Thankfully, the central storyline winds up having less to do with the Lords than it does the conflicted relationship between Merida and her mother, and in this respect the movie succeeds admirably. The Royal Family as a whole is in fact highly enjoyable, and pretty much every time they interact, in whole or in part, the movie shines. The Triplets are an absolute triumph of physical comedy and non-verbal communication, for example, energetic and enjoyable in all the right ways and able to tell us exactly what we need to know simply through gesture and facial expression. Angus too makes for an enjoyable character, full of bluster and love in a hulking frame, not quite a Great Leader but unmistakably a Good Man. But again, it's Merida and Elinor who form the heart of the overall narrative, and the movie does a good job of treating their relationship believably and fairly. The movie understands where both these characters are coming from in their conflict with each other and shows us how each is right and wrong in their feelings and how they handle them. All that, AND the movie is absolutely beautiful. That's easy to take for granted in a Pixar film, I realize, but even by that high standard the animation in "Brave" absolutely stands tall as one of the studio's finest achievements. The landscapes are gorgeous, the overall design work is strong, and most crucially the characters all move with a remarkable flexibility and energy, particularly in the way they emote facially; there are more memorable things done with facial expressions here than in almost any other Pixar film, which to my mind is a BIG plus.

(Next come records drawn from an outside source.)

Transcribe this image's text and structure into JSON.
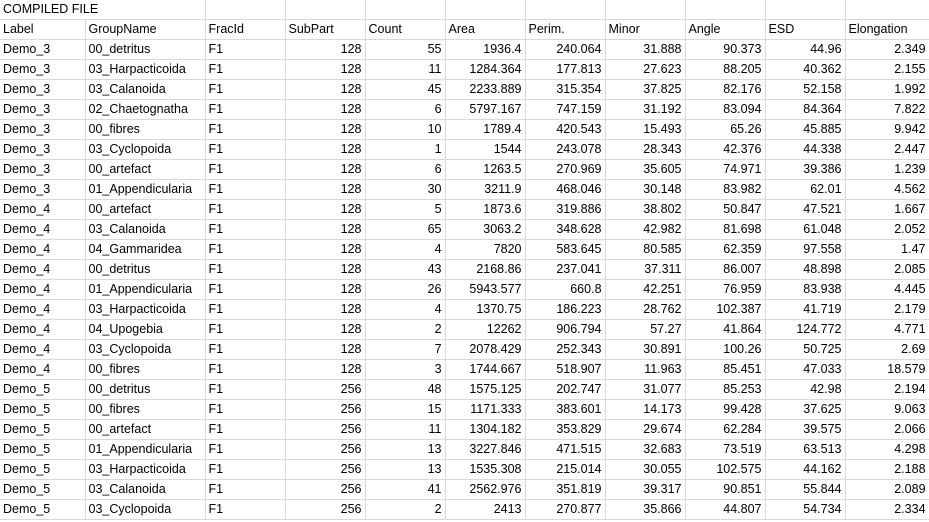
{
  "title": "COMPILED FILE",
  "columns": [
    "Label",
    "GroupName",
    "FracId",
    "SubPart",
    "Count",
    "Area",
    "Perim.",
    "Minor",
    "Angle",
    "ESD",
    "Elongation"
  ],
  "rows": [
    [
      "Demo_3",
      "00_detritus",
      "F1",
      "128",
      "55",
      "1936.4",
      "240.064",
      "31.888",
      "90.373",
      "44.96",
      "2.349"
    ],
    [
      "Demo_3",
      "03_Harpacticoida",
      "F1",
      "128",
      "11",
      "1284.364",
      "177.813",
      "27.623",
      "88.205",
      "40.362",
      "2.155"
    ],
    [
      "Demo_3",
      "03_Calanoida",
      "F1",
      "128",
      "45",
      "2233.889",
      "315.354",
      "37.825",
      "82.176",
      "52.158",
      "1.992"
    ],
    [
      "Demo_3",
      "02_Chaetognatha",
      "F1",
      "128",
      "6",
      "5797.167",
      "747.159",
      "31.192",
      "83.094",
      "84.364",
      "7.822"
    ],
    [
      "Demo_3",
      "00_fibres",
      "F1",
      "128",
      "10",
      "1789.4",
      "420.543",
      "15.493",
      "65.26",
      "45.885",
      "9.942"
    ],
    [
      "Demo_3",
      "03_Cyclopoida",
      "F1",
      "128",
      "1",
      "1544",
      "243.078",
      "28.343",
      "42.376",
      "44.338",
      "2.447"
    ],
    [
      "Demo_3",
      "00_artefact",
      "F1",
      "128",
      "6",
      "1263.5",
      "270.969",
      "35.605",
      "74.971",
      "39.386",
      "1.239"
    ],
    [
      "Demo_3",
      "01_Appendicularia",
      "F1",
      "128",
      "30",
      "3211.9",
      "468.046",
      "30.148",
      "83.982",
      "62.01",
      "4.562"
    ],
    [
      "Demo_4",
      "00_artefact",
      "F1",
      "128",
      "5",
      "1873.6",
      "319.886",
      "38.802",
      "50.847",
      "47.521",
      "1.667"
    ],
    [
      "Demo_4",
      "03_Calanoida",
      "F1",
      "128",
      "65",
      "3063.2",
      "348.628",
      "42.982",
      "81.698",
      "61.048",
      "2.052"
    ],
    [
      "Demo_4",
      "04_Gammaridea",
      "F1",
      "128",
      "4",
      "7820",
      "583.645",
      "80.585",
      "62.359",
      "97.558",
      "1.47"
    ],
    [
      "Demo_4",
      "00_detritus",
      "F1",
      "128",
      "43",
      "2168.86",
      "237.041",
      "37.311",
      "86.007",
      "48.898",
      "2.085"
    ],
    [
      "Demo_4",
      "01_Appendicularia",
      "F1",
      "128",
      "26",
      "5943.577",
      "660.8",
      "42.251",
      "76.959",
      "83.938",
      "4.445"
    ],
    [
      "Demo_4",
      "03_Harpacticoida",
      "F1",
      "128",
      "4",
      "1370.75",
      "186.223",
      "28.762",
      "102.387",
      "41.719",
      "2.179"
    ],
    [
      "Demo_4",
      "04_Upogebia",
      "F1",
      "128",
      "2",
      "12262",
      "906.794",
      "57.27",
      "41.864",
      "124.772",
      "4.771"
    ],
    [
      "Demo_4",
      "03_Cyclopoida",
      "F1",
      "128",
      "7",
      "2078.429",
      "252.343",
      "30.891",
      "100.26",
      "50.725",
      "2.69"
    ],
    [
      "Demo_4",
      "00_fibres",
      "F1",
      "128",
      "3",
      "1744.667",
      "518.907",
      "11.963",
      "85.451",
      "47.033",
      "18.579"
    ],
    [
      "Demo_5",
      "00_detritus",
      "F1",
      "256",
      "48",
      "1575.125",
      "202.747",
      "31.077",
      "85.253",
      "42.98",
      "2.194"
    ],
    [
      "Demo_5",
      "00_fibres",
      "F1",
      "256",
      "15",
      "1171.333",
      "383.601",
      "14.173",
      "99.428",
      "37.625",
      "9.063"
    ],
    [
      "Demo_5",
      "00_artefact",
      "F1",
      "256",
      "11",
      "1304.182",
      "353.829",
      "29.674",
      "62.284",
      "39.575",
      "2.066"
    ],
    [
      "Demo_5",
      "01_Appendicularia",
      "F1",
      "256",
      "13",
      "3227.846",
      "471.515",
      "32.683",
      "73.519",
      "63.513",
      "4.298"
    ],
    [
      "Demo_5",
      "03_Harpacticoida",
      "F1",
      "256",
      "13",
      "1535.308",
      "215.014",
      "30.055",
      "102.575",
      "44.162",
      "2.188"
    ],
    [
      "Demo_5",
      "03_Calanoida",
      "F1",
      "256",
      "41",
      "2562.976",
      "351.819",
      "39.317",
      "90.851",
      "55.844",
      "2.089"
    ],
    [
      "Demo_5",
      "03_Cyclopoida",
      "F1",
      "256",
      "2",
      "2413",
      "270.877",
      "35.866",
      "44.807",
      "54.734",
      "2.334"
    ]
  ]
}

So no, "Brave" is not one of Pixar's best films as a whole, but I'd also happily rank it above, say, "Cars" or "A Bug's Life" (or even "Monsters, Inc.", I think), and on its own two feet it stands just fine. The elements that work wind up being far more memorable than the ones that don't, and the end result is a movie that succeeds nicely at being highly enjoyable and enjoyably heartfelt.

Vianney said...

When I came out of it, my first thought was "blindingly gorgeous, but pointless.", which was almost the exact same thought I had had coming out of The Lion King, eons ago. So your mention of the earlier film brings me joy, in a way!
Back then, I feared that becoming an adult had finally jaded me to cartoons and I wouldn't be able to enjoy any other one anymore (which partly explains why i skipped Toy Story, and waited over half a decade to catch up)
Now, I fear that my boy-centerism is shielding me from the beautiful mother/daughter relationship and the more feminine concerns of the plot... but it's the few action sequences that I was least impressed by!
It just never seems to know where it's going, and doesn't let time to build up any stakes before resolving them. For instance, the 'tensions' about the wedding ultimately peak in a 4-way catfight within one room, with the opponents throwing jabs (and the occasional punch/arrow) at each other.

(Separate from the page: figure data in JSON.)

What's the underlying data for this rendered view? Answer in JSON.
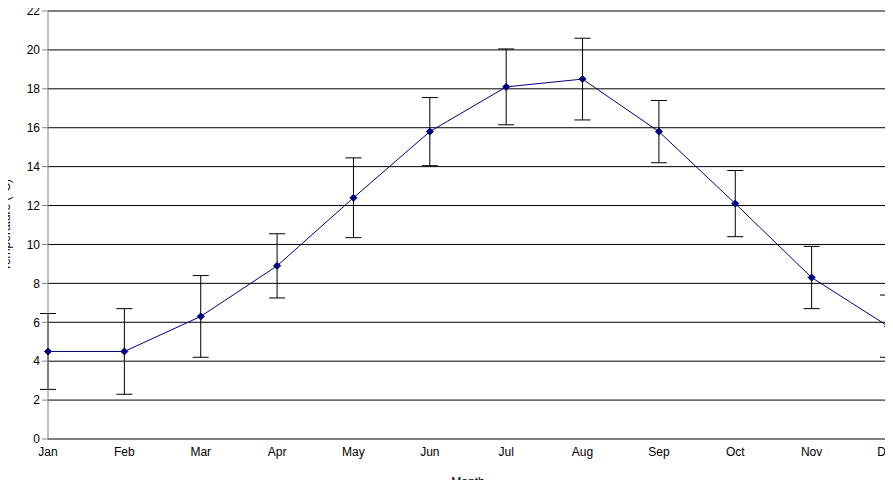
{
  "chart_data": {
    "type": "line",
    "x_label": "Month",
    "y_label": "Temperature (°C)",
    "categories": [
      "Jan",
      "Feb",
      "Mar",
      "Apr",
      "May",
      "Jun",
      "Jul",
      "Aug",
      "Sep",
      "Oct",
      "Nov",
      "Dec"
    ],
    "values": [
      4.5,
      4.5,
      6.3,
      8.9,
      12.4,
      15.8,
      18.1,
      18.5,
      15.8,
      12.1,
      8.3,
      5.8
    ],
    "errors": [
      1.95,
      2.2,
      2.1,
      1.65,
      2.05,
      1.75,
      1.95,
      2.1,
      1.6,
      1.7,
      1.6,
      1.6
    ],
    "color": "#000080",
    "marker": "diamond",
    "ylim": [
      0,
      22
    ],
    "yticks": [
      0,
      2,
      4,
      6,
      8,
      10,
      12,
      14,
      16,
      18,
      20,
      22
    ],
    "grid": true
  }
}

Really liked the short, it wasn't anything groundbreaking but I thought you'd have a word for its cuteness!

Tim said...

In re the short: I've actually already reviewed it.

Vianney said...

Aaaah, cool. cool cool cool.
Yep, 3D helped :)

Matt said...

This is random but in an analytical perspective, am I the only one who sees the success of Toy Story 3 to be parallel to the success of The Lion King? Just think about it: Both became the highest grossing animated films of their times, both of their follow-ups were critically panned/disappointed audiences the following summer who were expecting something bigger and made only HALF of it's predeccessor's worldwide gross (Pocahontas and Cars 2), and the films that followed those made slightly less many but slight more praise than the previous summer film (Brave and Hunchback). Pretty much how the Disney Renaissance came full circle with The Lion King, I think the same thing can be said (somewhat) about Pixar films. Once The Hobbit comes out, Brave will most likely not be in the Top 10 Worldwide Gross Charts which will be a first for a Pixar film (Cars 2 was at #10 last year).